Imaginary Lines (New York Leopards 3)
Abe’s hand found mine. “She’s not a reporter. I mean, yeah, but we grew up together.”
Ryan looked me up and down, and I wondered if he found me wanting. “Right. You. You’re with who?”
“Sports Today.” I couldn’t even muster a smile, so I stared up at the imposing quarterback with wide eyes.
He nodded. “Tanya?”
He said it without inflection, so I wasn’t sure it was a good thing that he knew her.
“You’re replacing the one with the—” He gestured at his head in an approximation of Jane’s angular haircut.
“Jane.”
We both turned to see a tall blonde with striking gray eyes. She shook her head thoughtfully. “I never liked Jane.”
Everyone stared at her like this was some kind of revelation. Dylan raised his brows. “Thought you liked everyone.”
She nodded, and then shook her head. “Yeah, but...I don’t know.” When everyone kept staring, she put down her drink with a burst of energy. “She was too... She tried to walk across a muddy field in high heels. Who does that?”
Mike O’Connor, the redheaded running back, smiled. “You just didn’t like her because she flirted with me.”
“A falsehood,” the blonde said. “Undoubtedly.”
Carter turned back to me. “Are you going to report on anything that happens here, or are we entirely off the record?”
I had a split second to decide, and it didn’t take that long. “Off the record.” Any connections I made here by bypassing a few newsworthy flecks would be worth a gold mine in the future.
Ryan turned to Abraham. “And you vouch for her?”
Abe stepped to my side. “I do.”
Ryan ran his eyes over the rest of his players. “Then I don’t see what the problem is.”
And that, apparently, was that.
Everyone went back to their own conversations, and Abe led me over to Mike O’Connor and the blonde. “This is Mike and Natalie.”
I knew who Mike was, of course, but I soon learned that Natalie was an archaeologist. They’d recently returned from a summer in Ireland excavating an ancient port. It sounded like a dream, something people did in fairy tales, but I was quickly realizing that everyone I met in this city came with their own strange tale.
Another woman moved to join us, and somehow the conversations split up by the sexes, leaving me facing Natalie and the stunningly gorgeous Briana Harris. She was even more recognizable than the star players, since she’d been part of the show Boomerang before dropping acting for grad school.
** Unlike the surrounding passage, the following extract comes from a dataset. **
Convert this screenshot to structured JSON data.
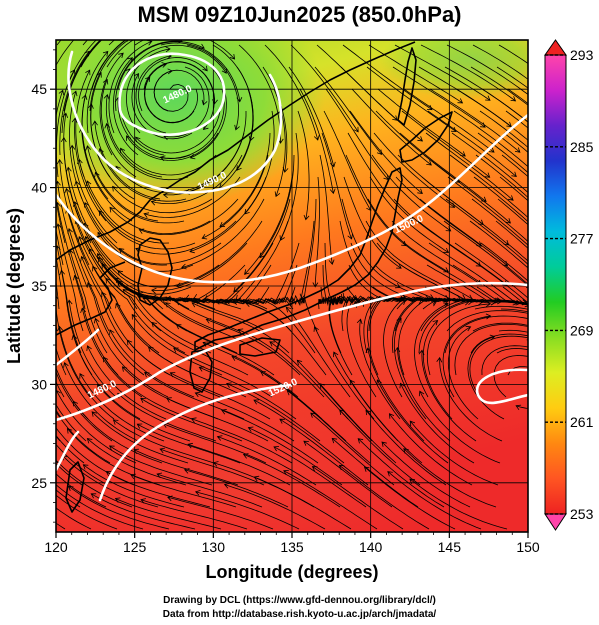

She smiled at me, but it was a considering smile, not unlike Rachael Hamilton’s. “So you’re Abe’s friend.”
She and Natalie kept the conversation flowing so seamlessly it took ten minutes before I realized I hadn’t asked them a single question; I’d been so easily answering the ones they threw at me. They deflected anything about themselves, until I’d told them not only about my move to New York but my move to California a eleven years ago, and how I’d met Abe, and how we’d grown up together. I finally had to interrupt. “And here I thought I was the investigative journalist.”
Natalie’s lips quirked. “Maybe. But we’re equally nosy.”
“And while you might investigate their professional lives, we’re quite adapt at ferreting out the secrets of their personal.”
Natalie lived her glass in a silent toast to Briana. “You could say Bri’s even undergoing the most in-depth undercover investigation of the Leopards.”
Briana groaned.
I nodded, remembering now. “You’re getting married?”
She nodded. “In almost exactly one month.”
A smile played on Natalie’s lips. “Not that she’s panicking.”
“I’m certainly not panicking. But. Do you know how hard it is to plan a wedding when most of the guests are men who are terrible at organizing themselves? Like this one.” She roped Abe into the conversation as he came by and fell comfortably in at my side. She narrowed her eyes at him and spoke dryly. “You’d think it wouldn’t be so hard to drop a letter in the mail.”